By Fr. John
- Both our bodies and voices are required in the Rite of Holy Communion: We process together to the altar. We sing together a Communion song, “its purpose being to express the spiritual union of the communicants… [and] the ‘communitarian’ character of the procession to receive the Eucharist” (General Instruction of the Roman Missal #86) “All sing together until all have received Communion.” (Ibid., emphasis added)
- The Posture and Reverence to be shown in receiving Holy Communion: In the United States, the Bishops with the approval of Rome, mandated that Holy Communion should be received standing after a bow of the head before receiving. It is not more reverent to receive kneeling than to receive standing. The U. S. Bishops mandated posture should be followed.
- Manner of Receiving the Host: “The consecrated host may be received either on the tongue or in the hand, at the discretion of each communicant. When Holy Communion is received under both kinds, the sign of reverence is also made before receiving the precious blood.” (GIRM #160) It is not more holy or reverent to receive on the tongue or in the hand. Either is equally reverent.
- The Minister of Holy Communion: The Ordinary Ministers of Holy Communion are ordained Bishops, Priests and Deacons (the term “ordinary” is referring to this “ordination.”) Extra-ordinary ministers of Holy Communion are laity commissioned by the Bishop to assist with Holy
Communion when there are many communicants at a Mass. It is not more holy to receive Communion from an ordained Minister or one that is not ordained. The person giving Communion does not affect the nature of the Eucharist, which would be a heresy.

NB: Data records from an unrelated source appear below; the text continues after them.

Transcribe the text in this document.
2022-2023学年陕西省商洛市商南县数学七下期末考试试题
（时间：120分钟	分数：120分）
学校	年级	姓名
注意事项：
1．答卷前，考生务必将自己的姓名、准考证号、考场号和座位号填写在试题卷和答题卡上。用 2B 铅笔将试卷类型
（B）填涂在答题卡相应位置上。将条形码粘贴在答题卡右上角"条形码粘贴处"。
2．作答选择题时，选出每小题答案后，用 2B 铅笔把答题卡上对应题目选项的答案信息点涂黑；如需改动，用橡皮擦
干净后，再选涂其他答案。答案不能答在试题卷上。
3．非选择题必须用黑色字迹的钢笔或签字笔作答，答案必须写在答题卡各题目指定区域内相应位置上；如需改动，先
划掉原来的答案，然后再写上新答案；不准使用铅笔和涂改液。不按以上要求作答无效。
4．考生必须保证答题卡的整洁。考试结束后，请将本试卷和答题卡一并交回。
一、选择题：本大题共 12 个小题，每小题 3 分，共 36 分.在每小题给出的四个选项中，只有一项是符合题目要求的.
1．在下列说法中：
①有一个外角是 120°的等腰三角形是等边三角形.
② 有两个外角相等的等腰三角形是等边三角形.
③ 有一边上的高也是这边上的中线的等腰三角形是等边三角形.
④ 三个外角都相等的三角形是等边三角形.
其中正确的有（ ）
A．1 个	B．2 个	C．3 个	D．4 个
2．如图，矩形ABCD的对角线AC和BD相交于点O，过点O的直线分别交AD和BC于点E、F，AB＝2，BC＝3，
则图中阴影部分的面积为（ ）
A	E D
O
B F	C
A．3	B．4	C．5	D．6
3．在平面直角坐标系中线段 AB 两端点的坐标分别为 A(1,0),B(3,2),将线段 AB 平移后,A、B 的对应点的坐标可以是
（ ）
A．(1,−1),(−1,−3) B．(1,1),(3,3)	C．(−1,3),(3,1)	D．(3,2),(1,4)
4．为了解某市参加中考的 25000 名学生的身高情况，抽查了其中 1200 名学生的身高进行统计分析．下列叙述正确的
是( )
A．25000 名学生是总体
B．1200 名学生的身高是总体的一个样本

- Forbidden Practices: It is forbidden to not consume the Host at Communion and take the Host outside the Church. In other words, upon receiving the Host at Communion in the hand, one must immediately eat it. It is forbidden in the Catholic Church for a lay person to take the Host and dip it into the Chalice of the Precious Blood. Only a Priest may dip the Host into the Chalice and give Communion in this manner, obviously on the tongue of the communicant (referred to as “Intinction.”) This method of giving Communion is rare and even discouraged in the U.S. Some lay persons may have been permitted to dip the Host in the Chalice at some other parish, but
that permission was wrong.
- Posture when Communion Concludes: Communion does not conclude when any remaining hosts are returned to the Tabernacle.
In many churches, the people have been kneeling in the pews during Communion and when the last of the Hosts are returned to the tabernacle or when they see the Priest sit down, everyone sits, with a lot of noise. There is nothing in the Church documents that call for this change of posture.
At Holy Faith the Priest remains standing and most people remain kneeling until called to pray the “Prayer after Communion.” It is only when this Prayer is prayed that Communion ends. A period of silence is usually observed. To sit when the Hosts are returned to the Tabernacle is noisy and interrupts this time of silence. Fortunately, at Holy Faith we have learned to remain in silent prayer after the Communion song and do not have any shift to sitting when the remaining hosts are taken to the Tabernacle.